Over the years, the ready to wear spread worldwide coexisting with the pure tailor-made. This shook up the industry to meet the consumers’ changing needs towards the fashion “democratization”. Today, the consumer continues to be central to an increasingly popular phenomenon: the See-now-Buy-Now.
With a customer and technological mindset, leading names in the fashion world have supported and are about to experiment a new strategy: showing and selling their valuable offer to a public highly demanding to wear right away what they see during the show. Burberry, Gucci, Tom Ford, Tommy Hilfiger are on-trend, reducing catwalks in only two events putting together man and woman collections.

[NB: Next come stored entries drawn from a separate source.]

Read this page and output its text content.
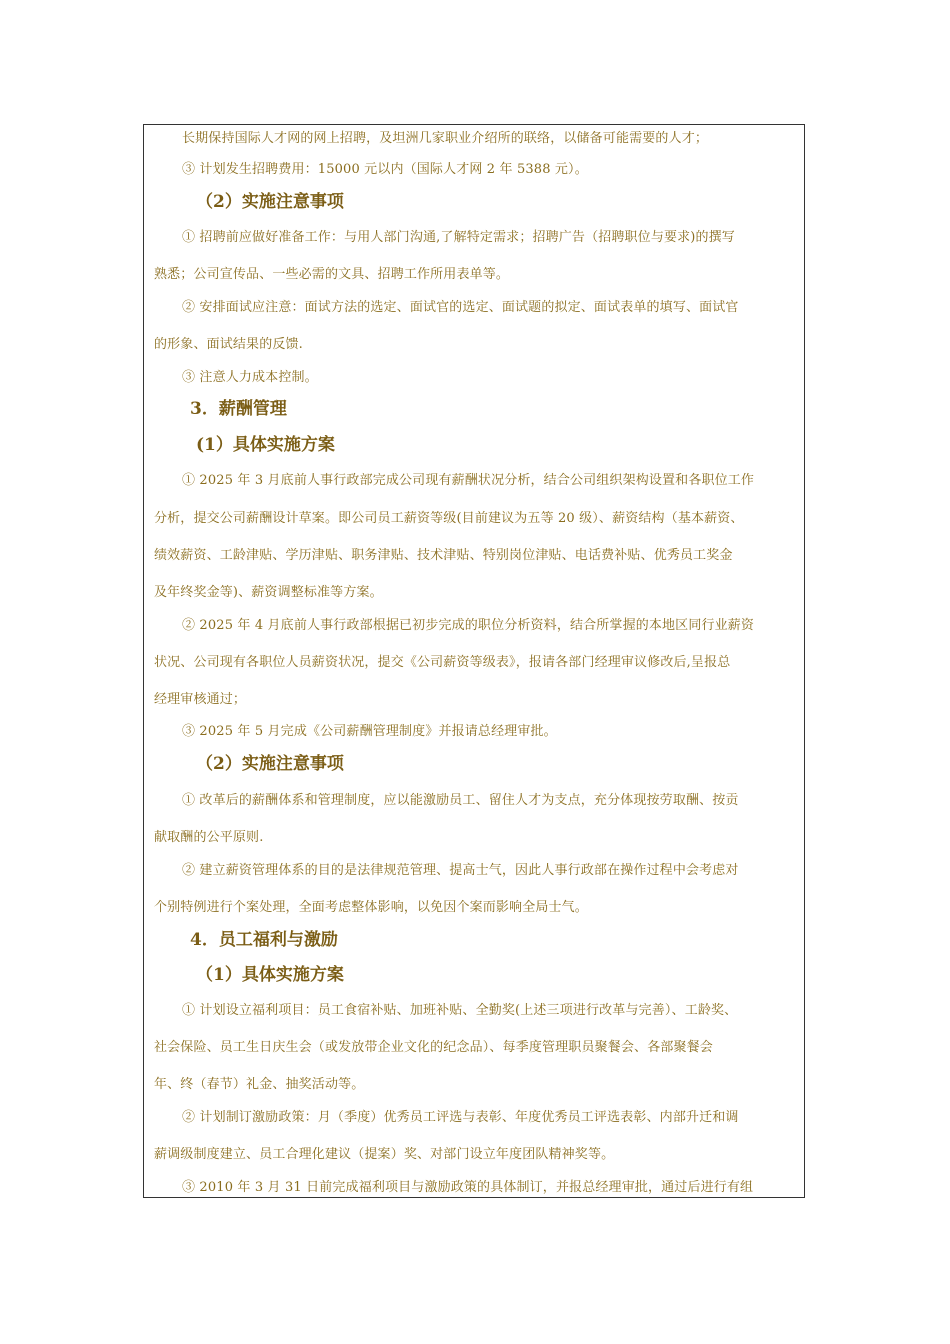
长期保持国际人才网的网上招聘，及坦洲几家职业介绍所的联络，以储备可能需要的人才；
③ 计划发生招聘费用：15000 元以内（国际人才网 2 年 5388 元）。
（2）实施注意事项
① 招聘前应做好准备工作：与用人部门沟通,了解特定需求；招聘广告（招聘职位与要求)的撰写
熟悉；公司宣传品、一些必需的文具、招聘工作所用表单等。
② 安排面试应注意：面试方法的选定、面试官的选定、面试题的拟定、面试表单的填写、面试官
的形象、面试结果的反馈.
③ 注意人力成本控制。
3．薪酬管理
(1）具体实施方案
① 2025 年 3 月底前人事行政部完成公司现有薪酬状况分析，结合公司组织架构设置和各职位工作
分析，提交公司薪酬设计草案。即公司员工薪资等级(目前建议为五等 20 级）、薪资结构（基本薪资、
绩效薪资、工龄津贴、学历津贴、职务津贴、技术津贴、特别岗位津贴、电话费补贴、优秀员工奖金
及年终奖金等)、薪资调整标准等方案。
② 2025 年 4 月底前人事行政部根据已初步完成的职位分析资料，结合所掌握的本地区同行业薪资
状况、公司现有各职位人员薪资状况，提交《公司薪资等级表》，报请各部门经理审议修改后,呈报总
经理审核通过；
③ 2025 年 5 月完成《公司薪酬管理制度》并报请总经理审批。
（2）实施注意事项
① 改革后的薪酬体系和管理制度，应以能激励员工、留住人才为支点，充分体现按劳取酬、按贡
献取酬的公平原则.
② 建立薪资管理体系的目的是法律规范管理、提高士气，因此人事行政部在操作过程中会考虑对
个别特例进行个案处理，全面考虑整体影响，以免因个案而影响全局士气。
4．员工福利与激励
（1）具体实施方案
① 计划设立福利项目：员工食宿补贴、加班补贴、全勤奖(上述三项进行改革与完善）、工龄奖、
社会保险、员工生日庆生会（或发放带企业文化的纪念品）、每季度管理职员聚餐会、各部聚餐会
年、终（春节）礼金、抽奖活动等。
② 计划制订激励政策：月（季度）优秀员工评选与表彰、年度优秀员工评选表彰、内部升迁和调
薪调级制度建立、员工合理化建议（提案）奖、对部门设立年度团队精神奖等。
③ 2010 年 3 月 31 日前完成福利项目与激励政策的具体制订，并报总经理审批，通过后进行有组
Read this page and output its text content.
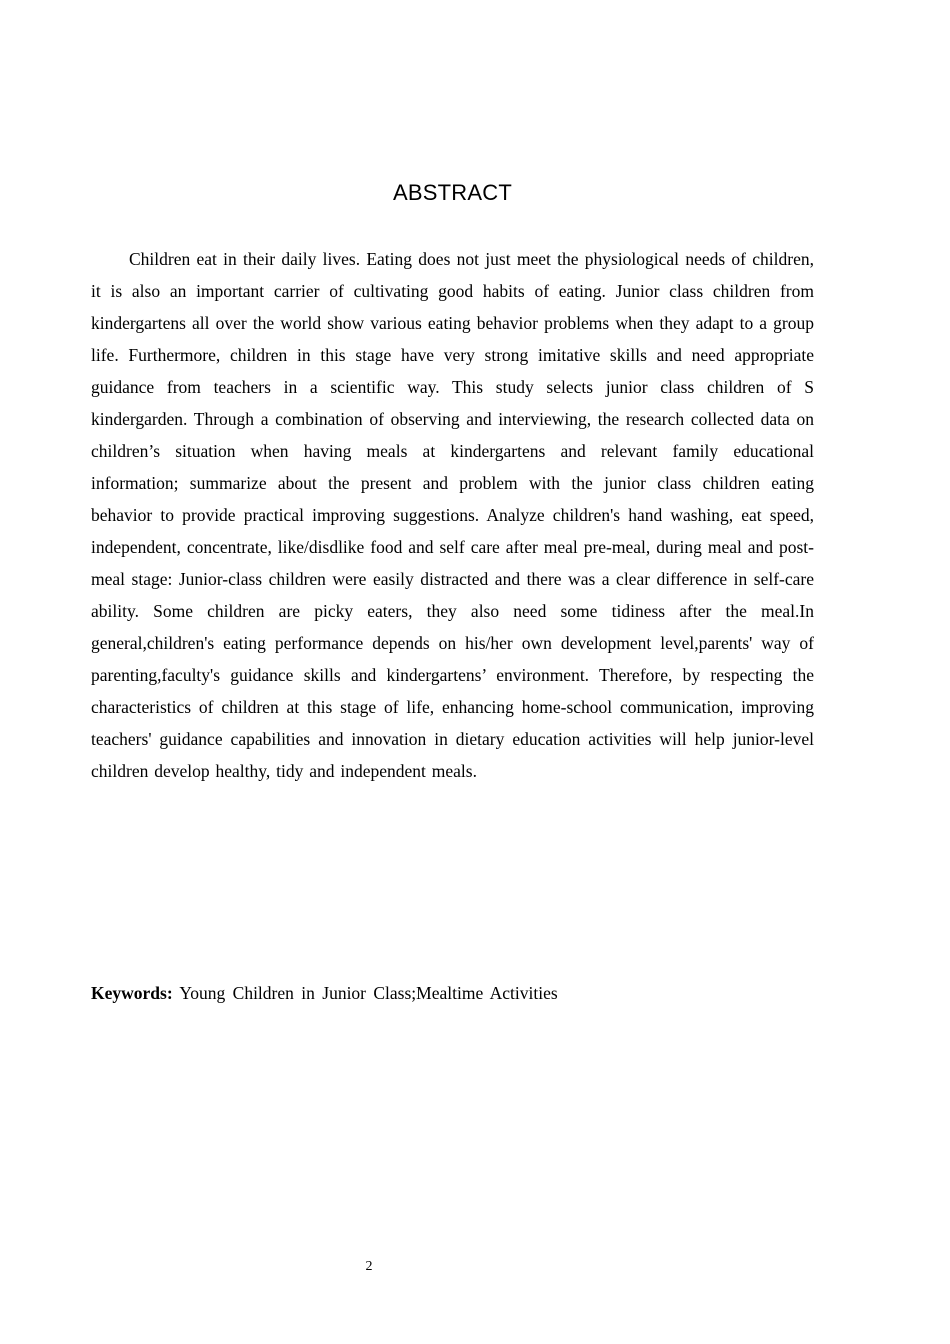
ABSTRACT

Children eat in their daily lives. Eating does not just meet the physiological needs of children, it is also an important carrier of cultivating good habits of eating. Junior class children from kindergartens all over the world show various eating behavior problems when they adapt to a group life. Furthermore, children in this stage have very strong imitative skills and need appropriate guidance from teachers in a scientific way. This study selects junior class children of S kindergarden. Through a combination of observing and interviewing, the research collected data on children’s situation when having meals at kindergartens and relevant family educational information; summarize about the present and problem with the junior class children eating behavior to provide practical improving suggestions. Analyze children's hand washing, eat speed, independent, concentrate, like/disdlike food and self care after meal pre-meal, during meal and post-meal stage: Junior-class children were easily distracted and there was a clear difference in self-care ability. Some children are picky eaters, they also need some tidiness after the meal.In general,children's eating performance depends on his/her own development level,parents' way of parenting,faculty's guidance skills and kindergartens’ environment. Therefore, by respecting the characteristics of children at this stage of life, enhancing home-school communication, improving teachers' guidance capabilities and innovation in dietary education activities will help junior-level children develop healthy, tidy and independent meals.

Keywords: Young Children in Junior Class;Mealtime Activities

2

A real revolution that exceeds the gender issue starring the consumer himself. This switch will modify the way to run the business, mainly in terms of communications processes and supply chain. The communication is going to be much more personalized to reach specific targets. The production and the distribution may go to be faster. Is it also aimed at contrasting fast fashion brands’ competition? Thus, overcoming the traditional calendar allows shortening the time between the inspiration aroused to the consumer by the show and the purchase. What does this mean? The Fashion system chases the innovation to meet the demand of a consumer that lives digital micro-moments and needs engagement. This is a new challenge to influence the experience of the true star of the sector: the consumer.